A Burlington man was arrested Tuesday after Halton Regional Police responded to a 911 call claiming a woman had been shot.
But when police arrived, they found no one was hurt and say the call was a hoax intended to draw attention to a far less serious complaint made earlier.
“It is alleged that the 911 call was made … to expedite police response to a separate report in regards to missing property,” said Halton Regional Police in a statement.
As a result, they charged 27-year-old Zach Gerdes with two counts under the Criminal Code: convey false message and public mischief. The latter carries a maximum sentence of five years in prison upon conviction.
Gerdes was released on a promise to appear in court.
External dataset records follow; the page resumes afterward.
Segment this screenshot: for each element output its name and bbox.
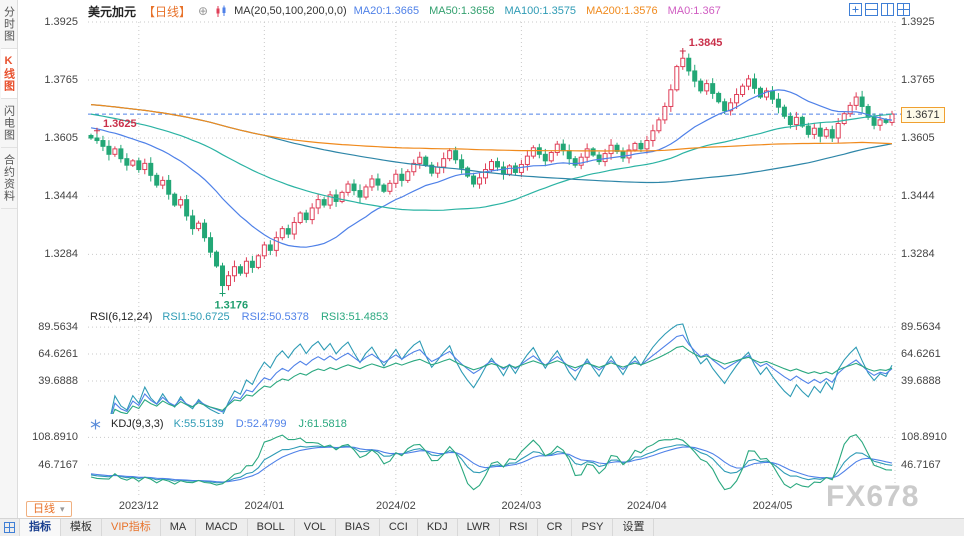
- kdj-value: D:52.4799: [235, 418, 287, 430]
- ma-value: MA50:1.3658: [429, 5, 495, 17]
- axis-tick-label: 1.3444: [44, 190, 78, 203]
- axis-tick-label: 64.6261: [901, 348, 941, 361]
- toolbar-tab-indicators[interactable]: 指标: [20, 519, 61, 536]
- svg-text:1.3625: 1.3625: [103, 118, 137, 130]
- date-tick-label: 2024/03: [501, 500, 542, 512]
- rsi-value: RSI1:50.6725: [162, 311, 230, 323]
- axis-tick-label: 46.7167: [901, 458, 941, 471]
- axis-tick-label: 1.3925: [44, 16, 78, 28]
- rsi-title: RSI(6,12,24): [90, 311, 153, 323]
- sidebar-item-contract-info[interactable]: 合约资料: [0, 148, 17, 209]
- layout-icons: [849, 3, 910, 16]
- toolbar-button-macd[interactable]: MACD: [196, 519, 248, 536]
- caret-down-icon: ▾: [60, 504, 65, 514]
- circle-plus-icon[interactable]: ⊕: [198, 4, 209, 18]
- kdj-settings-icon[interactable]: [90, 419, 101, 430]
- toolbar-tab-vip-indicators[interactable]: VIP指标: [102, 519, 161, 536]
- toolbar-button-cci[interactable]: CCI: [380, 519, 418, 536]
- axis-tick-label: 1.3284: [901, 248, 935, 261]
- bottom-toolbar: 指标 模板 VIP指标 MA MACD BOLL VOL BIAS CCI KDJ LWR RSI CR…: [0, 518, 964, 536]
- kdj-value: K:55.5139: [173, 418, 224, 430]
- toolbar-button-bias[interactable]: BIAS: [336, 519, 380, 536]
- date-tick-label: 2023/12: [118, 500, 159, 512]
- toolbar-button-settings[interactable]: 设置: [613, 519, 655, 536]
- rsi-value: RSI2:50.5378: [241, 311, 309, 323]
- date-tick-label: 2024/02: [375, 500, 416, 512]
- ma-value: MA20:1.3665: [353, 5, 420, 17]
- ma-value: MA0:1.367: [667, 5, 721, 17]
- axis-tick-label: 1.3605: [44, 132, 78, 144]
- toolbar-button-psy[interactable]: PSY: [572, 519, 614, 536]
- ma-value: MA200:1.3576: [586, 5, 658, 17]
- kdj-header: KDJ(9,3,3) K:55.5139 D:52.4799 J:61.5818: [90, 418, 347, 430]
- axis-tick-label: 1.3925: [901, 16, 935, 28]
- grid-2x2-icon[interactable]: [897, 3, 910, 16]
- svg-text:1.3845: 1.3845: [689, 37, 723, 49]
- toolbar-button-kdj[interactable]: KDJ: [418, 519, 458, 536]
- axis-tick-label: 1.3284: [44, 248, 78, 261]
- toolbar-button-boll[interactable]: BOLL: [248, 519, 295, 536]
- split-cols-icon[interactable]: [881, 3, 894, 16]
- kdj-values: K:55.5139 D:52.4799 J:61.5818: [174, 418, 347, 430]
- indicator-grid-icon[interactable]: [0, 519, 20, 536]
- toolbar-button-ma[interactable]: MA: [161, 519, 197, 536]
- ma-title: MA(20,50,100,200,0,0): [234, 5, 347, 17]
- axis-tick-label: 64.6261: [38, 348, 78, 361]
- toolbar-button-lwr[interactable]: LWR: [458, 519, 501, 536]
- axis-tick-label: 108.8910: [32, 431, 78, 444]
- sidebar-item-kline-chart[interactable]: K线图: [0, 49, 17, 99]
- date-tick-label: 2024/05: [752, 500, 793, 512]
- toolbar-button-rsi[interactable]: RSI: [500, 519, 538, 536]
- rsi-values: RSI1:50.6725 RSI2:50.5378 RSI3:51.4853: [162, 311, 388, 323]
- toolbar-tab-templates[interactable]: 模板: [61, 519, 102, 536]
- axis-tick-label: 1.3765: [901, 74, 935, 86]
- date-tick-label: 2024/04: [627, 500, 667, 512]
- period-tag: 【日线】: [143, 4, 192, 19]
- kdj-title: KDJ(9,3,3): [111, 418, 164, 430]
- split-rows-icon[interactable]: [865, 3, 878, 16]
- period-selector-button[interactable]: 日线 ▾: [26, 501, 72, 517]
- candlestick-icon: [215, 5, 227, 18]
- toolbar-button-cr[interactable]: CR: [538, 519, 573, 536]
- toolbar-button-vol[interactable]: VOL: [295, 519, 336, 536]
- kdj-value: J:61.5818: [298, 418, 347, 430]
- axis-tick-label: 1.3605: [901, 132, 935, 144]
- sidebar-item-time-chart[interactable]: 分时图: [0, 0, 17, 49]
- axis-tick-label: 89.5634: [901, 321, 941, 334]
- axis-tick-label: 1.3765: [44, 74, 78, 86]
- axis-tick-label: 1.3444: [901, 190, 935, 203]
- current-price-label: 1.3671: [901, 107, 945, 123]
- axis-tick-label: 46.7167: [38, 458, 78, 471]
- symbol-title: 美元加元: [88, 4, 137, 19]
- rsi-header: RSI(6,12,24) RSI1:50.6725 RSI2:50.5378 RSI…: [90, 311, 388, 323]
- ma-value: MA100:1.3575: [504, 5, 577, 17]
- sidebar-item-lightning-chart[interactable]: 闪电图: [0, 99, 17, 148]
- axis-tick-label: 39.6888: [38, 375, 78, 387]
- period-selector-label: 日线: [33, 503, 55, 515]
- axis-tick-label: 39.6888: [901, 375, 941, 387]
- svg-text:1.3176: 1.3176: [215, 300, 249, 312]
- chart-header: 美元加元 【日线】 ⊕ MA(20,50,100,200,0,0) MA20:1…: [88, 3, 723, 19]
- axis-tick-label: 108.8910: [901, 431, 947, 444]
- watermark: FX678: [826, 480, 920, 513]
- axis-tick-label: 89.5634: [38, 321, 78, 334]
- date-tick-label: 2024/01: [244, 500, 285, 512]
- add-pane-icon[interactable]: [849, 3, 862, 16]
- rsi-value: RSI3:51.4853: [320, 311, 389, 323]
- left-tab-sidebar: 分时图 K线图 闪电图 合约资料: [0, 0, 18, 518]
- ma-values: MA20:1.3665 MA50:1.3658 MA100:1.3575 MA200:…: [354, 5, 723, 17]
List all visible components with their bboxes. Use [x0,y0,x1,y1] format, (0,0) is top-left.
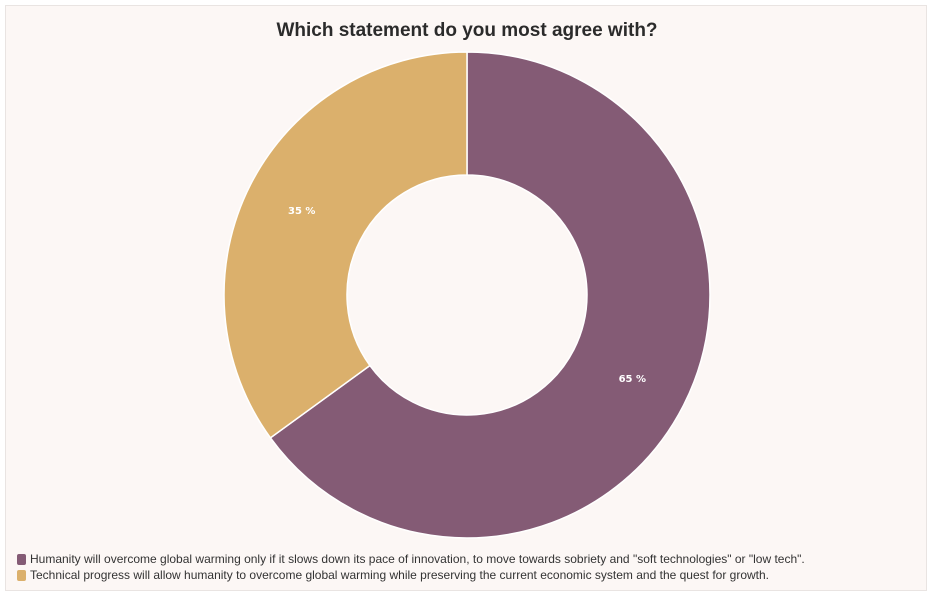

Police allege a call was placed to 911 at about 7:45 p.m. Tuesday evening, stating that a female had been shot at a Burlington residence on Walkers Line.
Heavily armed police tactical officers responded to the home along with Halton EMS but found no victim or confrontation.
WATCH: Burlington man arrested for alleged false 911 call
The case is the most serious among a growing number of inappropriate calls to 911 reported by police departments.
“When you call on 911 for something that is not an emergency, it ties up that dispatcher so that they are not answering another 911 that can come in,” said Christina Votipka, a Las Vegas-based 911 dispatcher and trainer.
Votipka says she’s been repeatedly called asking for the current time, having been told by one person: “I know you’ve got a clock in there.”
In Simcoe, Ont., provincial police said a 911 call was placed in March by someone complaining about bedbugs.
Police say the man told the dispatcher he wanted police assistance.
Disgusting, yes — but bedbugs aren’t considered a valid reason to call 911, police warn.
Neither are calls for help with homework, which dispatchers say they occasionally receive from children.
WATCH: Controversy rises over Amber Alert sent after 11-year-old goes missing
Following two Amber Alerts in Ontario in February and March, police were besieged by 911 queries from angry callers, complaining about being disturbed after receiving alerts on their mobile phones.
Police at the time appealed to people not to tie up resources intended for urgent calls.
“911 is only to be used for actual emergencies,” said Halton police in a tweet after the incident in Burlington.